$R^2$ has a nice interpretation as the proportion of variance explained, except when it does not in nonlinear models like many machine learning staples are. However, $R^2$ is, in some sense, equivalent to square loss, so if you are comfortable evaluating your model using a measure of square loss like $MSE = \frac{1}{n}\sum_i(y_i-\hat y_i)^2$ or $RMSE = \sqrt{MSE}$, you should be comfortable using $R^2$.
A common criticism of $R^2$ is that it can be driven arbitrarily high, all the way up to $1$. It is false that $R^2$ can be driven up to $1$ in every case, since two observations can have the same features but a different $y$ value, but $R^2$ certainly can be driven quite high just by including more and more features, whether they are related to the outcome or not.
However, the same is true of $MSE$. Just look at the equation.
$$
R^2 = 1 - \dfrac{\sum_i \big(y_i - \hat y_i\big)^2}
{\sum_i \big(y_i - \bar y\big)^2}\\
=
1 - \dfrac{n \times MSE}
{\sum_i \big(y_i - \bar y\big)^2}\\
=
1 - \dfrac{n \times \big(RMSE\big)^2}
{\sum_i \big(y_i - \bar y\big)^2}
$$
Consequently, any criticism of $R^2$ also has to apply to $MSE$ and $RMSE$.

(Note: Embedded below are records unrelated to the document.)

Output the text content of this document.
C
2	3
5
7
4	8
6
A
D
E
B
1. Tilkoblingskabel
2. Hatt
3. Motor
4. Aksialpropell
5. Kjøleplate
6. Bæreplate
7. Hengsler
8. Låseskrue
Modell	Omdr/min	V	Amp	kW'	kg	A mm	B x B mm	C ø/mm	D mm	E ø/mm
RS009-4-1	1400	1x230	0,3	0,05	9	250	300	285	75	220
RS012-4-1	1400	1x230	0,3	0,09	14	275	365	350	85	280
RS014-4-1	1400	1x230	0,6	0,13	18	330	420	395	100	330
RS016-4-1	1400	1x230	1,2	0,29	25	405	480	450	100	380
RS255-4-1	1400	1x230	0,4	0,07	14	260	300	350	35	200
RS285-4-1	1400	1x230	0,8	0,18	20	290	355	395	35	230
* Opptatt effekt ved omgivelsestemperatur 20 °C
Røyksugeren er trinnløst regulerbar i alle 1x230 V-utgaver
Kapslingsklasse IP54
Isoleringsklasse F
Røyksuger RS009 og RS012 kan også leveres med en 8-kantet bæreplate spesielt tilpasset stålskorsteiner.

However, it is completely valid to evaluate $R^2$, $MSE$, and $RMSE$ with out-of-sample data. Then the criticism that you can drive performance high by including unrelated features does not apply; your out-of-sample performance will take a hit when you include too many unrelated features. The out-of-sample equations for $MSE$ and $RMSE$ are exactly the same as for in-sample, but $R^2$ is tweaked.
$$
R^2_{out} = 1 - \dfrac{\sum_i \big(y_i - \hat y_i\big)^2}
{\sum_i \big(y_i - \bar y_{in}\big)^2}
$$
You use the in-sample mean to stay with the spirit of evaluating your performance, compared to the naïve model that always guesses the observed mean.
Even in the OLS linear regression case, however, $R^2_{out}$ lacks the "proportion of variance explained" interpretation. Let's see an example where that $Other$ term in the linked post on Cross Validated is not equal to zero.
set.seed(2021)
N <- 100
other <- function(y, preds, ybar){
return(
sum(
(y - preds)
*
(preds - ybar)
)
)
}
x_all <- runif(N)
y_all <- 7*x_all + rnorm(N)
x_in <- x_all[1:80]
x_out <- x_all[81:100]
y_in <- y_all[1:80]
y_out <- y_all[81:100]
L <- lm(y_in ~ x_in)
preds_in <- predict(L, data.frame(x_in = x_in))
preds_out <- predict(L, data.frame(x_in = x_out))
other_in <- other(y_in, preds_in, mean(y_in))
other_out <- other(y_out, preds_out, mean(y_in))
other_in
other_out
I get an in-sample $Other = 1.3\times 10^{-13}$, which is close enough to $0$ for arithmetic done on a computer, but out-of-sample $Other = -3.3$.